I started off our training journey on my own. I did basic obedience and assistance dog training, doing loads of research along the way and going with my gut. There was a lot of learning as I went, and it wasn’t a straightforward process but was really rewarding when it worked. I was definitely finding my feet as a first-time dog owner, the basics of how to look after and care for Koda along with training her. After a year and a half of sole training I then met Ruby, a trainer, who has worked incredibly with us since then.  

Koda has now passed her Pets As Therapy Temperament Assessment test, but it’s still an ongoing process, we’re still working through things and she’s constantly learning new things and ways to support me. 

How does Koda help? 

Predominantly at first, she was there to help with my mental health and there are so many additional ways she has grown in supporting me since she first came home with me. 

She does Deep Pressure Therapy which helps ground me and calm me down, in particular when I’m having an anxiety attack. She disarms self-harming behaviours such as pinching and hitting – she really is a safety net for those behaviours. Also just having a dog around is good for my mental health. 

As my health has got worse, she has supported my mobility massively. She works with me, doing very light guiding. For example, she finds people she knows or has seen before if I ask her to, she can find exits, and she knows how to find home or my car e.g. in rain. If we’re near where we live, and I tell her to go home, she will take me, and if we’re in a big car park, she can find my car and either sit and point to it or lead me there. When I get exhausted, tired and fatigued, it can take more brain power to do those things and in those times Koda is essential. I couldn’t go out without her. 

The other things she does for me include picking up things when I drop them and giving them to me, orbiting to create space around me or blocking spaces behind, in front or around me so that people don’t get so close. 

She really does a multitude of things, and it’s an ever-growing list. Dependent on my health she learns to do different things, but ultimately, she gives me the confidence to go out and live my life and makes me feel safe. 

What does programme show? 

The programme is important as it shows how assistance dogs aren’t just born assistance dogs, there is so much training that goes into it. It also highlights that assistance dogs aren’t perfect from the get-go, and you must nurture together. There is so much training, which never ends, and it can be gruelling at times. It’s not an easy process and takes a lot of mental stamina. 

However, it also showcases that these dogs do so much for us. They allow us to live our lives. It highlights that having people distract our assistance dogs can be incredibly detrimental to owner’s health and lives.  

Having Koda for me means I get to be a 21-year-old, I get to have fun and I get to live my life to the greatest level possible.  

Meeting to the Children’s Commissioner 

Having Koda has given me the amazing opportunity to meet the Children’s Commissioner, for both the documentary and as part of her Care Experienced Advisory Board – without Koda I wouldn’t have been able to take part in these opportunities. In some sense, when training assistance dogs, we don’t think we’ll ever do something as big as that. So, the training we’d done before had really helped us do that and to build up to that moment.  

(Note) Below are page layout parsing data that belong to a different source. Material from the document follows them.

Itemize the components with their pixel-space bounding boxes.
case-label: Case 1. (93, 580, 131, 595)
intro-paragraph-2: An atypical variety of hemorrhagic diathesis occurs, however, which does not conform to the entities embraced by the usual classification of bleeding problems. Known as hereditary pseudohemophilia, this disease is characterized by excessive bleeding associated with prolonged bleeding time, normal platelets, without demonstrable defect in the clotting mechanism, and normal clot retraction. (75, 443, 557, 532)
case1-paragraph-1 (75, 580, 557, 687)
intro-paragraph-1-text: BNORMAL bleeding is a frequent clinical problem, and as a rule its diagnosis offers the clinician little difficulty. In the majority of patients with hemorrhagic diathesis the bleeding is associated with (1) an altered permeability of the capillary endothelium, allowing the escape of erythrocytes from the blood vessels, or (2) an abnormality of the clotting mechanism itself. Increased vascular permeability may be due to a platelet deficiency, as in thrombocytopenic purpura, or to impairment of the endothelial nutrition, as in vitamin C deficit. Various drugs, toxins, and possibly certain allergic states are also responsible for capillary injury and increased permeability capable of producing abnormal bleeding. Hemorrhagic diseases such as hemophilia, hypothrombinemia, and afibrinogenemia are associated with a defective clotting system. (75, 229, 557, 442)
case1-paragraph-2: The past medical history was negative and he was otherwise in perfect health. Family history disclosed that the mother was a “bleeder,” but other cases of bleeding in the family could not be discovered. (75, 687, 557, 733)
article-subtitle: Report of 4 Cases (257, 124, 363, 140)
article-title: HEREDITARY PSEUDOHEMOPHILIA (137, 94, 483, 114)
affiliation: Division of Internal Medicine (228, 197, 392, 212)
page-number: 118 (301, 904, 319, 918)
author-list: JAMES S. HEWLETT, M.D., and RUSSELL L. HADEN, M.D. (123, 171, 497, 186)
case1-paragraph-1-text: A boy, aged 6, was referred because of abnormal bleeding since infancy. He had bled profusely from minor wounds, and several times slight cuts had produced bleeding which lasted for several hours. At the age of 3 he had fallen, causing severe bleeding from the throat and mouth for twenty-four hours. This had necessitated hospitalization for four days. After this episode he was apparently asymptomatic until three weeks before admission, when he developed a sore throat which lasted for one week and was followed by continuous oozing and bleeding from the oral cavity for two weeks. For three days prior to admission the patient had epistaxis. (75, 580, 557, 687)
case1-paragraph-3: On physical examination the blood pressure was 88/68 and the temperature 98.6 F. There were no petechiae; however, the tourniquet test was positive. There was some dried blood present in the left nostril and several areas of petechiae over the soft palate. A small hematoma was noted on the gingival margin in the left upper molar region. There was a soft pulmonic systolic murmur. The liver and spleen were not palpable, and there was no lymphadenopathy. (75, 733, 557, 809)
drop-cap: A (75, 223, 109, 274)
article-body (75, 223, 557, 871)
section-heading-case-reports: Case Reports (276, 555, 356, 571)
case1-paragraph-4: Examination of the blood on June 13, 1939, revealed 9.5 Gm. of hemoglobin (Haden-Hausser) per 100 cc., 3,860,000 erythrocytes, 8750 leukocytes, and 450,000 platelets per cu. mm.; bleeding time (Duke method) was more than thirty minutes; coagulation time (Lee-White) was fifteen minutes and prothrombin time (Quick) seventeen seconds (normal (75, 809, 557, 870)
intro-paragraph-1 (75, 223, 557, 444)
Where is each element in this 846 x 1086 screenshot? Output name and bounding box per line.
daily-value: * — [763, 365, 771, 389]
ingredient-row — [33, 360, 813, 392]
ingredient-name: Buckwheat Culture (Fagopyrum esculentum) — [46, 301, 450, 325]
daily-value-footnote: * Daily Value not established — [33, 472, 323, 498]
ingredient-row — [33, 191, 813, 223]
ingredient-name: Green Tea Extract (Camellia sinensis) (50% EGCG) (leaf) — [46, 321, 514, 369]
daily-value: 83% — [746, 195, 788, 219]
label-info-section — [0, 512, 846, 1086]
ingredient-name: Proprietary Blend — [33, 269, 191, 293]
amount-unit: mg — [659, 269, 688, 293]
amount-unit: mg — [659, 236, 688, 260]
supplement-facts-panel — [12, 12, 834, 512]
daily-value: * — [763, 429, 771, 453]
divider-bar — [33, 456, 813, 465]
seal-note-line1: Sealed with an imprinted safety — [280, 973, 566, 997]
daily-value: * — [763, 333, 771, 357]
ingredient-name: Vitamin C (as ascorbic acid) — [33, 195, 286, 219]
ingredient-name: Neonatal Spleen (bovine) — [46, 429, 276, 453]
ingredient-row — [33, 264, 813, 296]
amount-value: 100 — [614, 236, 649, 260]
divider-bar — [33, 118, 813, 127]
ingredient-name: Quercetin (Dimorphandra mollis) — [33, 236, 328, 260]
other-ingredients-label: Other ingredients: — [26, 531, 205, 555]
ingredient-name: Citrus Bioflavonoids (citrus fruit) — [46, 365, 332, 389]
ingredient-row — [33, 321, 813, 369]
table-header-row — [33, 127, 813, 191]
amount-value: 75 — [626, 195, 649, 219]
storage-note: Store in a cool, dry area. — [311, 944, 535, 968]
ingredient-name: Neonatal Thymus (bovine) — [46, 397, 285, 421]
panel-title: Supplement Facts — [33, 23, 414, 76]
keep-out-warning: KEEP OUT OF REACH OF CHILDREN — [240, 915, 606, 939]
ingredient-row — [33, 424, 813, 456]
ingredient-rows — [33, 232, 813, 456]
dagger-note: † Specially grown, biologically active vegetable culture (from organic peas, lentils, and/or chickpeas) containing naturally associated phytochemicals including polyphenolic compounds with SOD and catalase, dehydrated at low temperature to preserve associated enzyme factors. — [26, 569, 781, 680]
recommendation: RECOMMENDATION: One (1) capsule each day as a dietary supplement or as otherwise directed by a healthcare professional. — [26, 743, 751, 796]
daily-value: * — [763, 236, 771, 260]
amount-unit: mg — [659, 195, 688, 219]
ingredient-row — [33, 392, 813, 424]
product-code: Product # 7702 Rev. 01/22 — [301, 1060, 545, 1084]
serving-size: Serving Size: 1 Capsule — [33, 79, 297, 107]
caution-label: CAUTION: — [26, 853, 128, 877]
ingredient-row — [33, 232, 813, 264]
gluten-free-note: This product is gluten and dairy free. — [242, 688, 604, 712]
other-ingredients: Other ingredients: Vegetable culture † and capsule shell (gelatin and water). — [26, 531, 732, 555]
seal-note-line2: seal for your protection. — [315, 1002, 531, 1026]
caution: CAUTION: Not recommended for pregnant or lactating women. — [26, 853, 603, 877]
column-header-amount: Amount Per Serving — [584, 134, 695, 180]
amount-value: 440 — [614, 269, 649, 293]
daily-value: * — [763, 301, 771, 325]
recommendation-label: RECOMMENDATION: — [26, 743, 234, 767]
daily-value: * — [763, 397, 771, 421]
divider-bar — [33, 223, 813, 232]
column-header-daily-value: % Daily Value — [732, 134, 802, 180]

I can’t over-emphasise just how much Koda has helped me, and allowed me do what I’m passionate about – advocate for young people in care. I want to ensure that all young care experienced people’s needs are met, that mental health is prioritised, that there is support for and awareness of disabilities and invisible disabilities, that children’s cultural backgrounds are taken into account, and that the stigma around children in care is lifted.